Solving xy-3x+4y=12

[apple2357]

I am trying to get my head around how to express the solution to

xy-3x+4y=12

I can see how to factorise this to get

xy-3x+4y-12=0

(x+4)(y-3)=0

so x=-4 or y= 3?

But when x=-4, y can be anything ( by substituting back into the first equation), So do i express the solutions as (-4, y)

and (x, 3) if it was pairs of solutions i was interested in?

So are there infinite solutions to this problem?

 

[apple2357]

Also, something else i don't understand.

I could approach the above problem in a different way and rearrange for x ( say) to get

x(y-3) = 12-4y
x = 4(3-y)/(y-3) so x=-4 but y cannot equal 3 ?

How does this not confirm the above?

Am i doing two different things?

 

[lev888]

S(x,y)=xy-3x+4y-12 is a surface in 3d space.
When you solve S=0 you find where the surface intersects the z=0 plane. And the solution is 2 lines: -4,y,0 and x,3,0 (infinite number of points).

 

[mmm4444bot]

Consider: x + y = 12

One equation; two variables; infinite solutions possible.

 

[Steven G]

I am trying to get my head around how to express the solution to

xy-3x+4y=12

I can see how to factorise this to get

xy-3x+4y-12=0

(x+4)(y-3)=0

so x=-4 or y= 3?

But when x=-4, y can be anything ( by substituting back into the first equation), So do i express the solutions as (-4, y)
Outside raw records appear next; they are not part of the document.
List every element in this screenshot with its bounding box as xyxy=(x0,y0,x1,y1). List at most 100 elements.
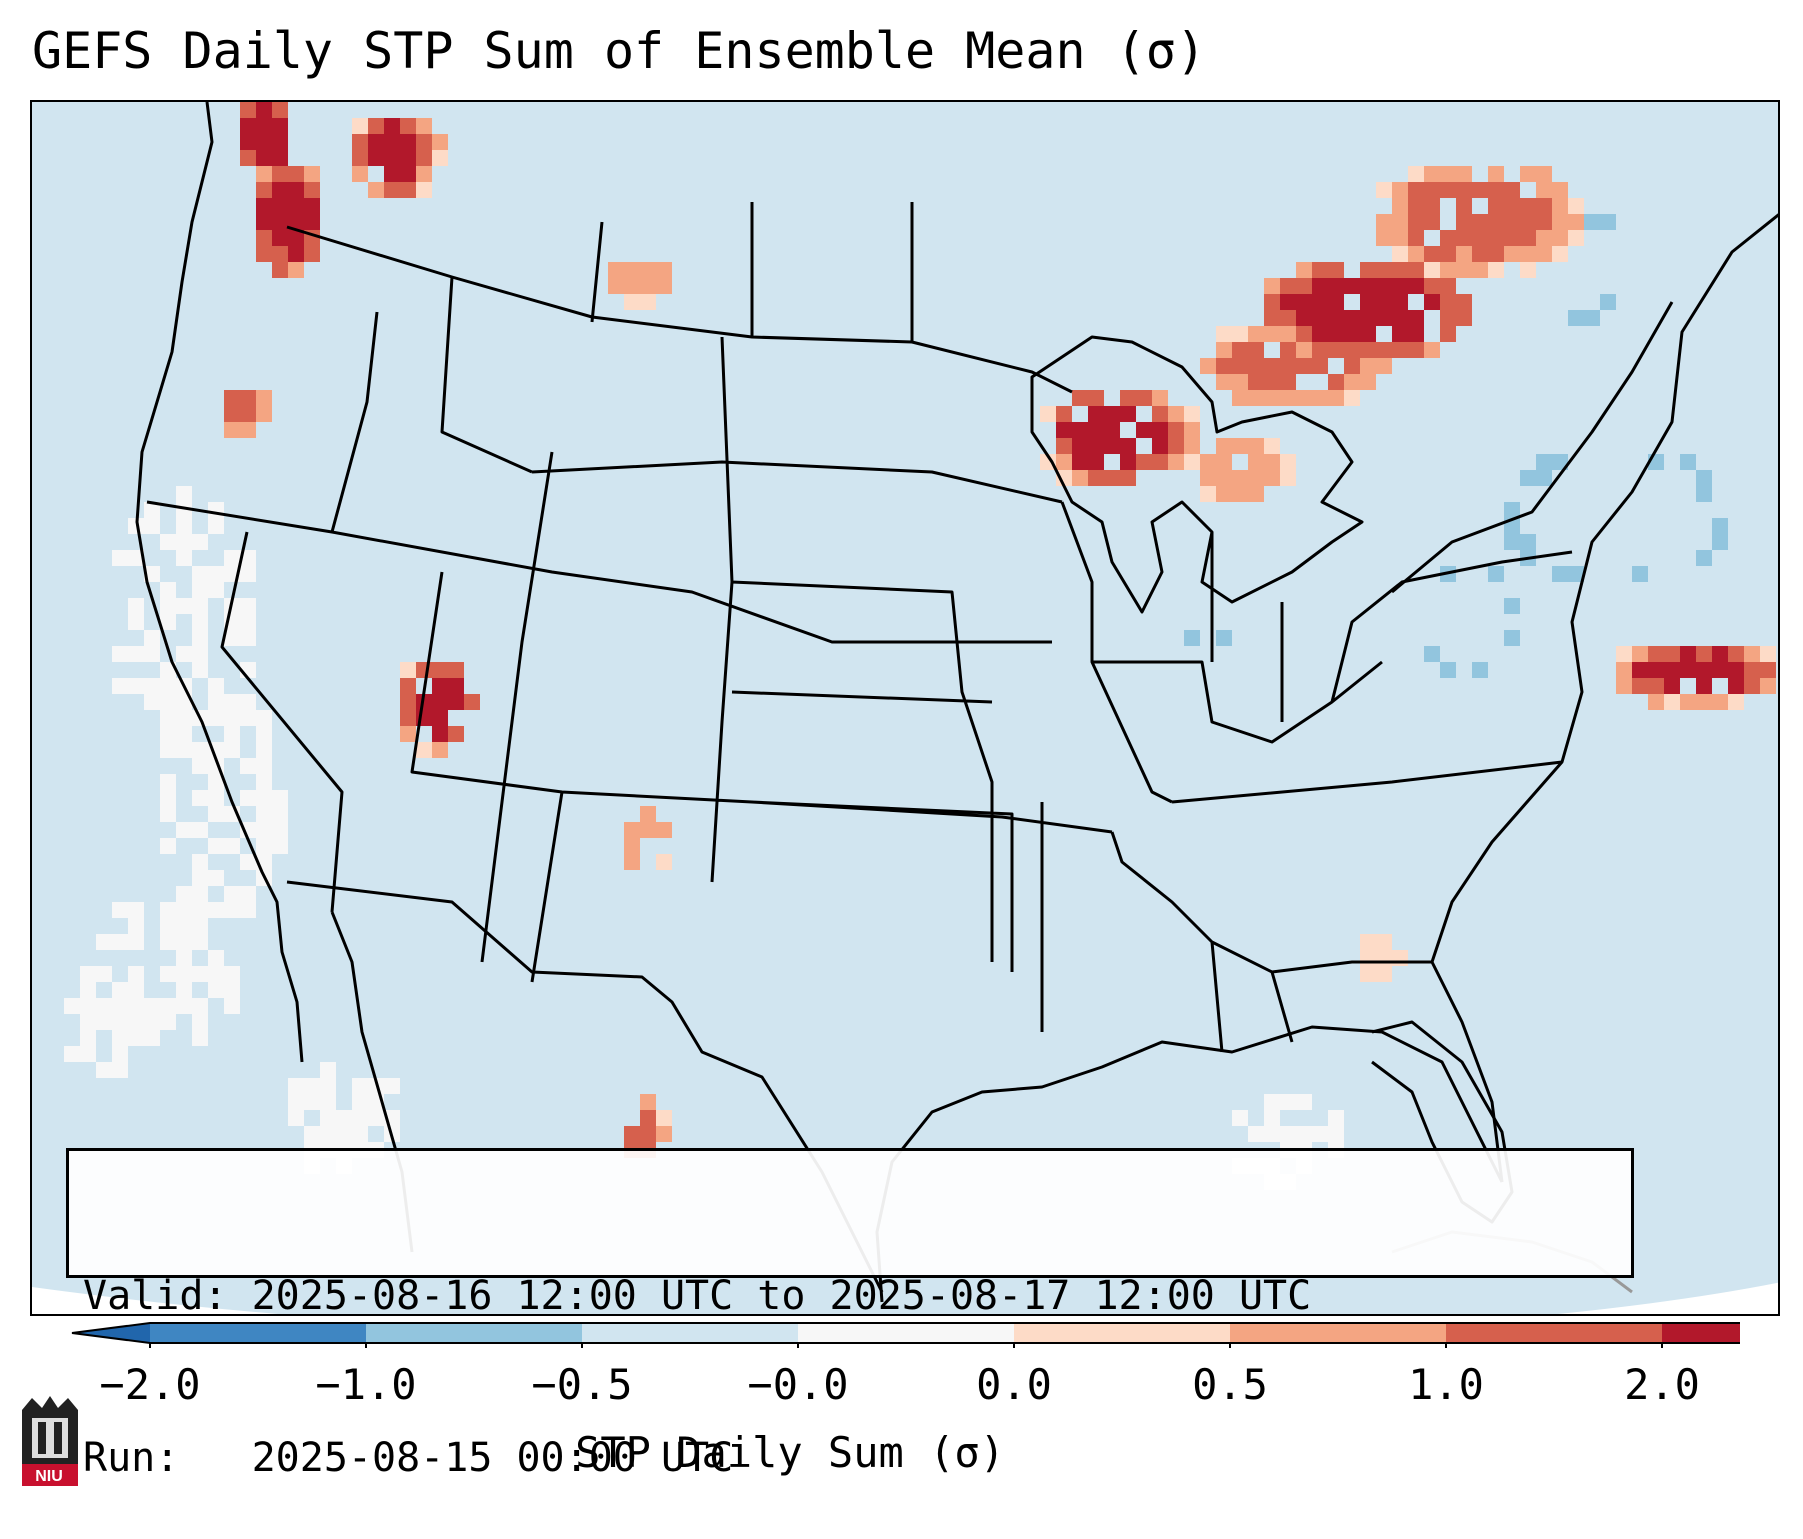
stp-cell xyxy=(1632,518,1648,534)
stp-cell xyxy=(1584,518,1600,534)
stp-cell xyxy=(1392,310,1408,326)
stp-cell xyxy=(336,1110,352,1126)
stp-cell xyxy=(192,918,208,934)
stp-cell xyxy=(1568,198,1584,214)
stp-cell xyxy=(304,166,320,182)
stp-cell xyxy=(1264,454,1280,470)
stp-cell xyxy=(304,182,320,198)
stp-cell xyxy=(1312,278,1328,294)
stp-cell xyxy=(240,886,256,902)
stp-cell xyxy=(1648,662,1664,678)
stp-cell xyxy=(432,694,448,710)
stp-cell xyxy=(144,1014,160,1030)
stp-cell xyxy=(176,534,192,550)
stp-cell xyxy=(256,726,272,742)
stp-cell xyxy=(1520,470,1536,486)
stp-cell xyxy=(112,550,128,566)
stp-cell xyxy=(1744,662,1760,678)
stp-cell xyxy=(1552,534,1568,550)
stp-cell xyxy=(1312,294,1328,310)
stp-cell xyxy=(1104,470,1120,486)
stp-cell xyxy=(1424,166,1440,182)
stp-cell xyxy=(1264,1126,1280,1142)
stp-cell xyxy=(1472,614,1488,630)
stp-cell xyxy=(240,630,256,646)
stp-cell xyxy=(128,614,144,630)
stp-cell xyxy=(192,758,208,774)
stp-cell xyxy=(1520,166,1536,182)
stp-cell xyxy=(1200,470,1216,486)
stp-cell xyxy=(1472,646,1488,662)
stp-cell xyxy=(1728,662,1744,678)
stp-cell xyxy=(1328,262,1344,278)
stp-cell xyxy=(1456,246,1472,262)
great-lakes xyxy=(1030,335,1364,614)
stp-cell xyxy=(256,118,272,134)
stp-cell xyxy=(1184,614,1200,630)
colorbar-tick-label: 0.0 xyxy=(976,1360,1052,1409)
stp-cell xyxy=(240,694,256,710)
stp-cell xyxy=(1552,502,1568,518)
stp-cell xyxy=(160,742,176,758)
stp-cell xyxy=(1504,630,1520,646)
stp-cell xyxy=(416,134,432,150)
stp-cell xyxy=(160,726,176,742)
colorbar-segment xyxy=(150,1323,366,1343)
stp-cell xyxy=(432,678,448,694)
stp-cell xyxy=(96,934,112,950)
stp-cell xyxy=(192,566,208,582)
stp-cell xyxy=(1360,310,1376,326)
stp-cell xyxy=(1600,214,1616,230)
stp-cell xyxy=(1472,262,1488,278)
stp-cell xyxy=(240,598,256,614)
stp-cell xyxy=(192,614,208,630)
stp-cell xyxy=(272,246,288,262)
stp-cell xyxy=(1664,678,1680,694)
stp-cell xyxy=(64,998,80,1014)
stp-cell xyxy=(144,1030,160,1046)
stp-cell xyxy=(656,1110,672,1126)
stp-cell xyxy=(1520,246,1536,262)
stp-cell xyxy=(1408,182,1424,198)
stp-cell xyxy=(240,758,256,774)
stp-cell xyxy=(1696,518,1712,534)
stp-cell xyxy=(1248,438,1264,454)
stp-cell xyxy=(1616,454,1632,470)
stp-cell xyxy=(1280,470,1296,486)
niu-logo xyxy=(22,1396,78,1486)
stp-cell xyxy=(1696,486,1712,502)
stp-cell xyxy=(1232,1110,1248,1126)
stp-cell xyxy=(1600,230,1616,246)
stp-cell xyxy=(1408,166,1424,182)
stp-cell xyxy=(1440,262,1456,278)
stp-cell xyxy=(192,790,208,806)
stp-cell xyxy=(256,838,272,854)
stp-cell xyxy=(160,694,176,710)
stp-cell xyxy=(272,822,288,838)
stp-cell xyxy=(384,1078,400,1094)
stp-cell xyxy=(352,150,368,166)
stp-cell xyxy=(1136,422,1152,438)
stp-cell xyxy=(1392,294,1408,310)
stp-cell xyxy=(1648,502,1664,518)
stp-cell xyxy=(656,1126,672,1142)
projection-domain xyxy=(32,102,1778,1314)
boundaries xyxy=(135,102,1778,1303)
stp-cell xyxy=(1664,534,1680,550)
stp-cell xyxy=(432,742,448,758)
stp-cell xyxy=(400,678,416,694)
stp-cell xyxy=(272,134,288,150)
stp-cell xyxy=(368,118,384,134)
stp-cell xyxy=(1376,214,1392,230)
stp-cell xyxy=(384,166,400,182)
stp-cell xyxy=(176,694,192,710)
stp-cell xyxy=(1536,198,1552,214)
stp-cell xyxy=(112,982,128,998)
stp-cell xyxy=(1488,198,1504,214)
stp-cell xyxy=(192,630,208,646)
stp-cell xyxy=(656,854,672,870)
stp-cell xyxy=(1376,934,1392,950)
stp-cell xyxy=(160,838,176,854)
stp-cell xyxy=(1536,214,1552,230)
stp-cell xyxy=(1504,598,1520,614)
and (x, 3) if it was pairs of solutions i was interested in?

So are there infinite solutions to this problem?

Yes, everything that you said is true. Good job. Sometimes answers are strange looking. This is the property or zero. Any number times zero = 0. Consider (x-5)(x-6)=0 We can immediately say that x=6 is a solution without even knowing what 6-5 equals! In your example you have (x+4)(y-3)=0. Clearly y=3 is a solution while x-3 we don't care what it equals. This time (unlike my example above) x-3 is NOT a function of y and as a result of this, x can be any value.Please think about all this and ask any question you might have.

 

[Harmless Drudge]

I am trying to get my head around how to express the solution to

xy-3x+4y=12

I can see how to factorise this to get

xy-3x+4y-12=0

(x+4)(y-3)=0

so x=-4 or y= 3?

But when x=-4, y can be anything ( by substituting back into the first equation), So do i express the solutions as (-4, y)

and (x, 3) if it was pairs of solutions i was interested in?

So are there infinite solutions to this problem?

The intersection of an unbounded surface with an unbounded plane will often have an infinite number of points as solutions, comprising and expressed as curves. In this case, those curves are formed as lines. You've described the intersections by parameters. You might be expected to use a specific syntax or notation, but you've cracked the nut entirely already.